The Horeb Youth Center, where the outbreak originated and staff stayed from February ahead of the event, is housing 47 patients as of Tuesday.
Earlier Monday, a total of 194 cases of norovirus were confirmed, including infections outside the facility, said the Korea Centers for Disease Control and Prevention.
No athletes so far have tested negative for the virus.
“Olympic workers, including myself, have to be taken off the job until we get negative test results. I want to return to work to pay for my college,” added the worker, who came from the coastal city of Busan.
Another Olympic worker, 24, accused the organizers of a lack of information on how much money they could receive for their time in quarantine.
“It’s a virus that cannot be treated with antibiotics, and I get that,” the worker said. “But at least they should explain to us whether we will get paid if we continue to stay in quarantine.”
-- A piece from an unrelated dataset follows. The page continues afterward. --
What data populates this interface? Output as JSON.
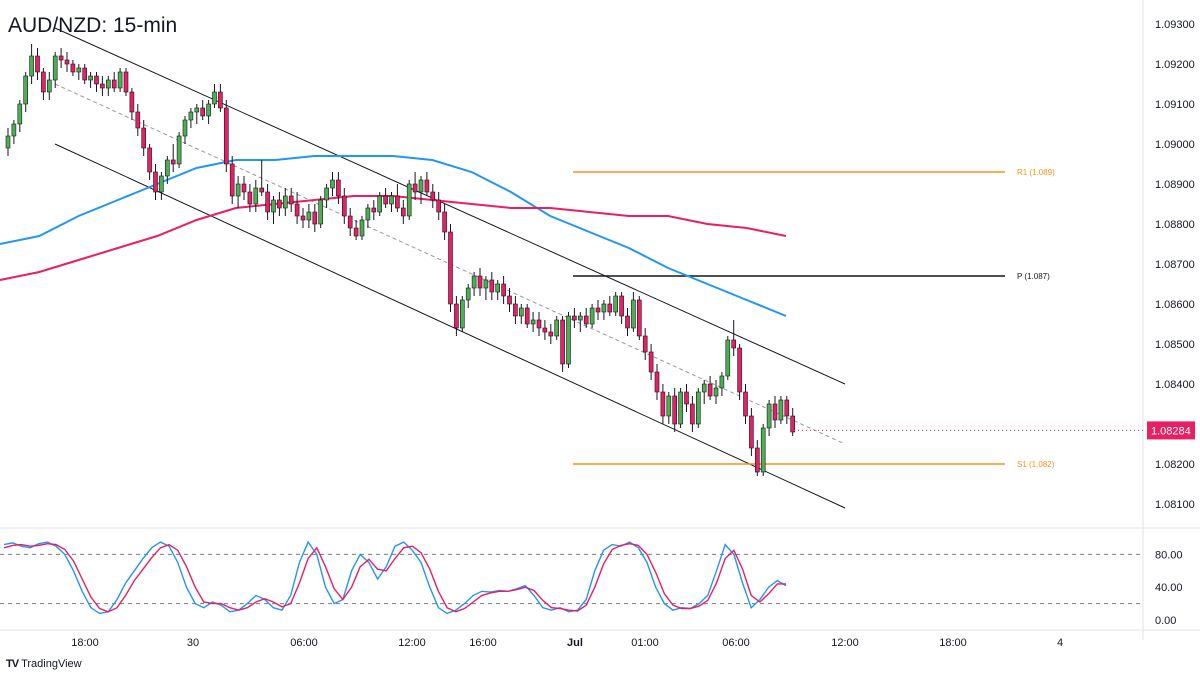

Some of the segregated staff did not show any sign of sickness, but were repeatedly told to wait until they test negative for infection, according to the workers. Norovirus can infect some people without symptoms.
The disease control authority announced Tuesday in its interim report that the outbreak of norovirus infections in the Olympic host town of PyeongChang was likely caused by contaminated cooking water at the facility.
In the epidemiological probe it launched last week, the authority said 94 of the 1,014 people who used the facility tested positive for the virus.
Those who had food from the center were 6.5 times more likely to be infected with the virus than those who did not eat meals there, the report added. The personnel who later tested negative returned to work.
To stop the outbreak, Kim Hyun-jun, head of the disease authority, said it would continue to quarantine patients and take measures ranging from diagnosis to treatment. He told reporters last week that “we’re going to minimize this outbreak.”
“The disease control officials should have shut the facility from outside at the earlier stage of the outbreak just days before the 2018 Games began,” an anonymous official from the PyeongChang Organizing Committee told The Korea Herald.
“As you can see, anyone can come in (to the Horeb Youth Center) without an identification check. Even the infected patients here often sneak out of the place for dinner,” the official added.